Lauri Linna, in the exposition "PORK KANA CAR ROT-project and it's offshoot: Keyboard for plants", questions selective breeding, which manipulates the reproduction of domesticated plants and animals, by maintaining a carrot population in an allotment garden, affecting their reproduction as little as possible, and documenting the process from 2016 until 2021. Linna suggests the practice of "non-breeding", even "un-breeding", to breed away the domestication of our production species.
 
In her exposition "Evolutionary Gardens and Performative Habitats", Egle Oddo describes the development of the Ark of Seeds project and its transformation from a public sculpture functioning as a seedbank into the installation of evolutionary gardens as public artworks and safety zones for biodiversity, which she calls performative habitats. She describes this process, which took several years (2007–2017), and involved conversations with several curators.  
 
In the exposition "We Reap What We Sow, embodiment and urban allotment gardening. Part 1: autumn–late winter, October–January", Polly Hudson investigates how embodiment is illuminated by a relationship with the land, earth, and plants, specifically in the context of an urban allotment gardening practice.

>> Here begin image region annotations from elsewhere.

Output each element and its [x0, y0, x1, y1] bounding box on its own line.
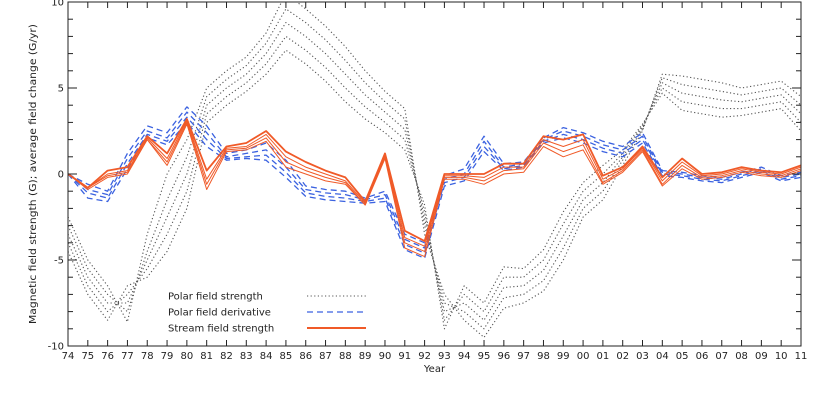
x-tick-label: 95	[478, 351, 491, 362]
x-tick-label: 07	[715, 351, 728, 362]
series-line-stream-field-strength	[68, 121, 801, 252]
y-tick-label: 5	[58, 84, 64, 95]
x-tick-label: 03	[636, 351, 649, 362]
x-tick-label: 97	[517, 351, 530, 362]
y-tick-label: 10	[51, 0, 64, 9]
x-tick-label: 79	[161, 351, 174, 362]
x-tick-label: 89	[359, 351, 372, 362]
legend-label-stream-field-strength: Stream field strength	[168, 324, 274, 335]
x-tick-label: 80	[180, 351, 193, 362]
x-tick-label: 04	[656, 351, 669, 362]
x-tick-label: 05	[676, 351, 689, 362]
series-polar-field-strength	[68, 2, 801, 338]
x-tick-label: 82	[220, 351, 233, 362]
series-line-polar-field-strength	[68, 49, 801, 330]
x-tick-label: 83	[240, 351, 253, 362]
series-stream-field-strength	[68, 118, 801, 258]
series-line-stream-field-strength	[68, 123, 801, 258]
x-tick-label: 01	[597, 351, 610, 362]
x-tick-label: 86	[299, 351, 312, 362]
x-tick-label: 75	[81, 351, 94, 362]
x-tick-label: 06	[696, 351, 709, 362]
x-tick-label: 87	[319, 351, 332, 362]
series-line-polar-field-strength	[68, 35, 801, 321]
x-tick-label: 09	[755, 351, 768, 362]
series-line-stream-field-strength	[68, 118, 801, 243]
x-tick-label: 76	[101, 351, 114, 362]
x-tick-label: 99	[557, 351, 570, 362]
axis-ticks: 74 75 76 77 78 79 80 81 82 83 84 85 86 87 88 89 90 91 92 93…	[48, 0, 808, 362]
series-polar-field-derivative	[68, 106, 801, 259]
x-tick-label: 92	[418, 351, 431, 362]
x-tick-label: 74	[62, 351, 75, 362]
x-tick-label: 08	[735, 351, 748, 362]
plot-lines	[68, 2, 801, 338]
y-axis-title: Magnetic field strength (G); average fie…	[28, 24, 39, 324]
legend-label-polar-field-strength: Polar field strength	[168, 292, 263, 303]
x-tick-label: 02	[616, 351, 629, 362]
x-tick-label: 88	[339, 351, 352, 362]
legend: Polar field strength Polar field derivat…	[168, 292, 366, 335]
x-tick-label: 78	[141, 351, 154, 362]
x-tick-label: 94	[458, 351, 471, 362]
x-tick-label: 93	[438, 351, 451, 362]
x-tick-label: 77	[121, 351, 134, 362]
x-axis-title: Year	[423, 364, 446, 375]
x-tick-label: 91	[398, 351, 411, 362]
y-tick-label: 0	[58, 170, 64, 181]
y-tick-label: -10	[48, 342, 64, 353]
x-tick-label: 90	[379, 351, 392, 362]
x-tick-label: 96	[497, 351, 510, 362]
x-tick-label: 98	[537, 351, 550, 362]
x-tick-label: 81	[200, 351, 213, 362]
series-line-stream-field-strength	[68, 120, 801, 247]
x-tick-label: 84	[260, 351, 273, 362]
x-tick-label: 85	[280, 351, 293, 362]
series-line-polar-field-derivative	[68, 111, 801, 249]
legend-label-polar-field-derivative: Polar field derivative	[168, 308, 271, 319]
x-tick-label: 10	[775, 351, 788, 362]
y-tick-label: -5	[54, 256, 64, 267]
x-tick-label: 11	[795, 351, 808, 362]
x-tick-label: 00	[577, 351, 590, 362]
series-line-polar-field-strength	[68, 8, 801, 330]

The work is part of an ongoing long-term project, "And so we Sow", which looks at the relationship between dance and gardening and reveals the ancient ritual of growing and nurturing plants as a somatic practice. 
 
Most of the peer review comments are published for each exposition, either anonymously or with the reviewer's name disclosed, in an abbreviated and edited form that nevertheless gives an idea of the important role they have played in helping the authors complete their expositions, and also hint at the vivid discussions surrounding artistic research as well as critical plant studies at the moment. They are available for registered users, only – as good a reason as any to register on the Research Catalogue, really. 
 
In order to expand the scope of the issue to also involve artists who do not present full research expositions but wanted to contribute with visual statements and brief project presentations, a selection of visual voices is added to the mix. The expositions by Gustaf Broms, Sara Ekholm Eriksson, Patricia Tewes Richards, Eva Macali, Päivi Maunu, and Britta Olsson are not peer reviewed, but serve as proposals, commentaries, project presentations, or accounts of work in progress; in short, voices related to working with the vegetal.
 
We want to thank all the contributing artists and all the reviewers for their generosity and patience. And we invite all readers, viewers, and listeners to enjoy these examples of vegetal engagements, and to perhaps feel invited to explore their own modes of working with the vegetal.
 
 
Annette Arlander, Jerry Määttä, Malin Lobell
 
Picture: Malin Lobell: Playing Bumble-Bee. A performative act. Spring 2020.